Coinbase just announced an increase in its dependence on AI-driven coding
A new report from cybersecurity company HiddenLayer is raising concerns about Coinbase’s reliance on artificial intelligence tools for software development. The firm said Thursday that it discovered a vulnerability known as the “CopyPasta License Attack,” which can be used to sneak malicious instructions into files commonly included in coding projects, such as README.md and LICENSE.txt.
According to HiddenLayer, the exploit can trick AI-powered coding assistants into copying hidden commands across entire codebases.

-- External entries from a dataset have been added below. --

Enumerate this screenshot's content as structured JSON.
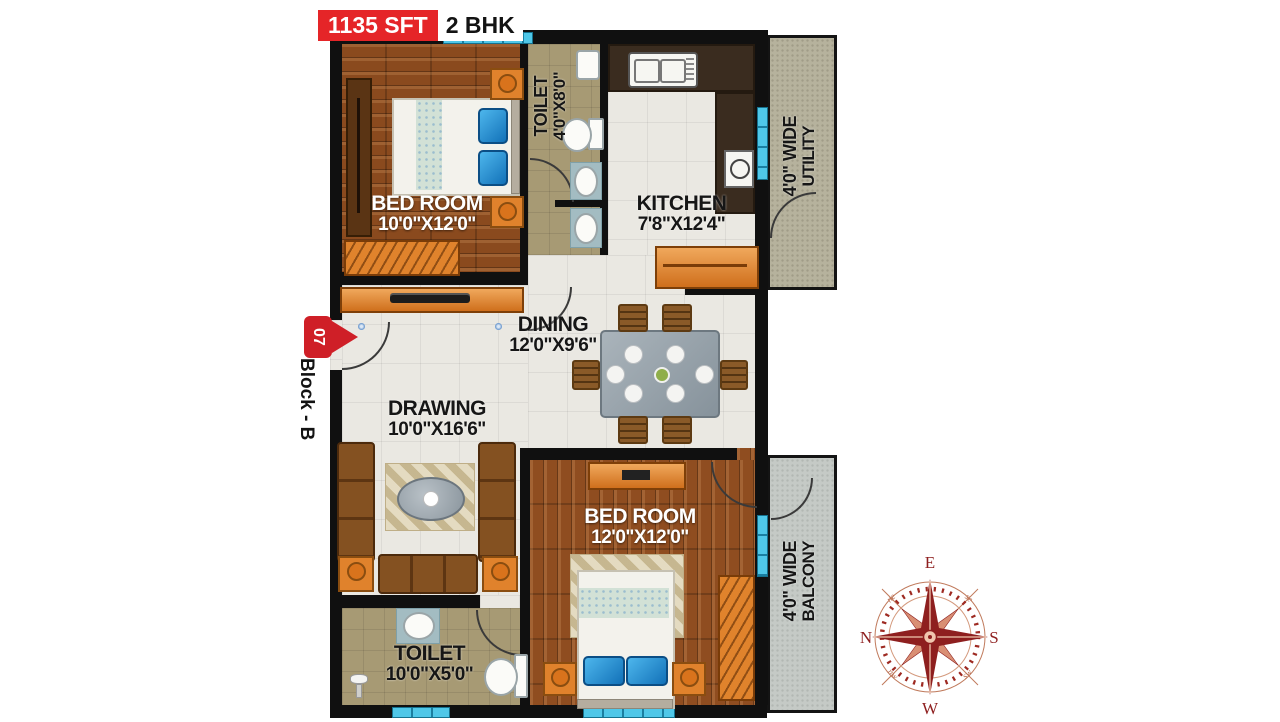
{
  "header": {
    "area_label": "1135 SFT",
    "bhk_label": "2 BHK"
  },
  "block_marker": {
    "number": "07",
    "label": "Block - B"
  },
  "rooms": {
    "bedroom1": {
      "name": "BED ROOM",
      "size": "10'0\"X12'0\""
    },
    "toilet1": {
      "name": "TOILET",
      "size": "4'0\"X8'0\""
    },
    "kitchen": {
      "name": "KITCHEN",
      "size": "7'8\"X12'4\""
    },
    "utility": {
      "line1": "4'0\" WIDE",
      "line2": "UTILITY"
    },
    "dining": {
      "name": "DINING",
      "size": "12'0\"X9'6\""
    },
    "drawing": {
      "name": "DRAWING",
      "size": "10'0\"X16'6\""
    },
    "bedroom2": {
      "name": "BED ROOM",
      "size": "12'0\"X12'0\""
    },
    "balcony": {
      "line1": "4'0\" WIDE",
      "line2": "BALCONY"
    },
    "toilet2": {
      "name": "TOILET",
      "size": "10'0\"X5'0\""
    }
  },
  "compass": {
    "n": "N",
    "e": "E",
    "s": "S",
    "w": "W",
    "ne": "ne",
    "se": "se",
    "nw": "nw",
    "sw": "sw"
  },
  "colors": {
    "accent_red": "#e52528",
    "badge_red": "#cf1f27",
    "window_cyan": "#4fc7e8",
    "wall_black": "#101010",
    "furniture_orange": "#e0822c",
    "compass_red": "#8e1f1f"
  }
}
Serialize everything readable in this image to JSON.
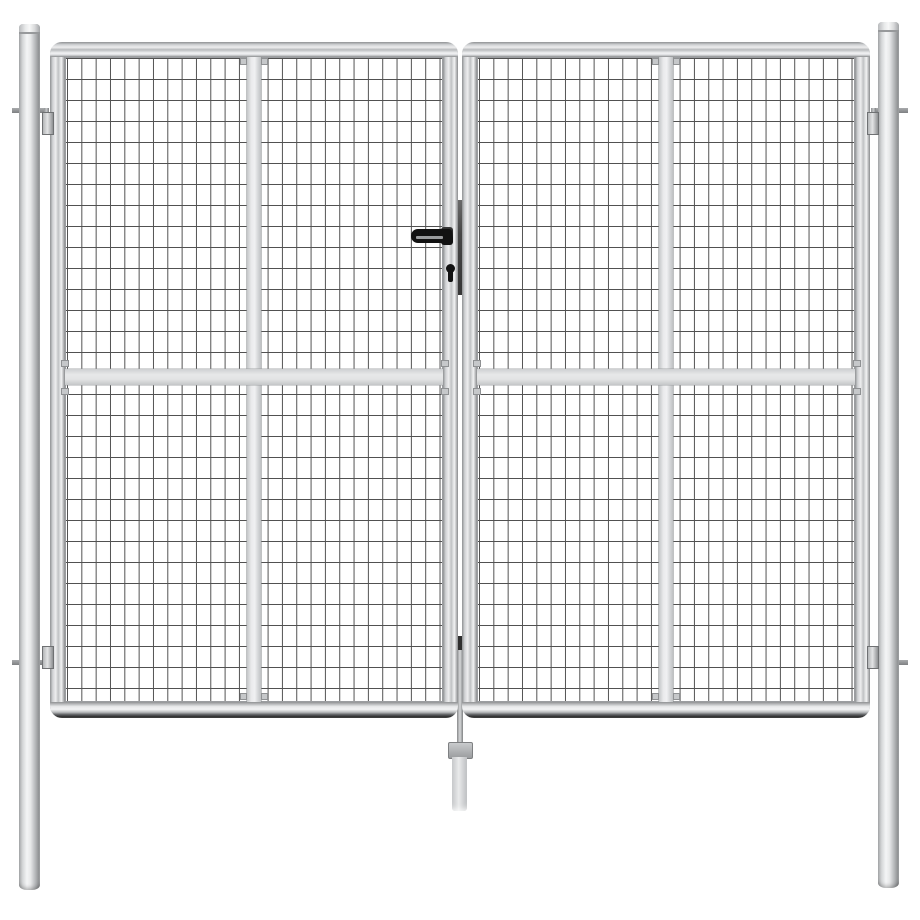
{
  "scene": {
    "subject": "Galvanised steel double garden gate with wire mesh infill, silver, on white background",
    "view": "front product photo",
    "background": "#ffffff"
  },
  "colors": {
    "background": "#ffffff",
    "mesh-line": "#515151",
    "steel-light": "#f4f5f6",
    "steel-mid": "#c9cbcd",
    "steel-dark": "#8f9193",
    "steel-edge": "#6f7173",
    "brace-fill": "#e2e3e4",
    "handle-black": "#121212",
    "lock-plate": "#474747",
    "shadow-dark": "#2d2d2d"
  },
  "components": {
    "left_post": "round mounting post (left)",
    "right_post": "round mounting post (right)",
    "left_leaf": "left gate leaf, tubular frame with welded wire mesh",
    "right_leaf": "right gate leaf, tubular frame with welded wire mesh",
    "vertical_brace": "vertical flat stiffener bar centred in each leaf",
    "horizontal_brace": "horizontal flat stiffener bar across both leaves",
    "hinges": "four hook hinges, two per post",
    "handle": "black lever handle on left leaf",
    "keyhole": "cylinder keyhole below handle",
    "lock_plate": "dark lock plate between the two leaves",
    "drop_rod": "centre drop rod with ground block and sleeve"
  },
  "mesh": {
    "pattern": "rectangular welded wire grid",
    "columns_per_leaf": 26,
    "rows_per_leaf": 30
  }
}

Once embedded, these instructions could be used to install backdoors, exfiltrate data, or degrade system performance, all without immediate detection.
The research team showed how Cursor — the AI tool Coinbase has promoted internally as its preferred developer assistant — could replicate the hidden payload across new files with minimal human involvement. Other AI coding platforms, including Windsurf, Kiro, and Aider, were also found to be at risk.
The findings come shortly after Coinbase CEO Brian Armstrong said AI now writes more than 40% of the exchange’s code, a figure he hopes to push to 50% within weeks. That disclosure drew criticism from security experts, who argue that mandating heavy AI use in a financial services company exposes customers to unnecessary risks.
Carnegie Mellon computer science professor Jonathan Aldrich called the approach “insane,” while other industry figures urged Coinbase to focus on improving reliability rather than chasing AI benchmarks.
Coinbase has defended its strategy, saying AI-generated code is reviewed and applied primarily to user interface work and non-critical systems, while core exchange infrastructure has adopted it more cautiously. Armstrong has acknowledged that his decision to require engineers to onboard with AI tools was forceful — even admitting he fired staff who resisted — but maintains the technology is vital for staying competitive.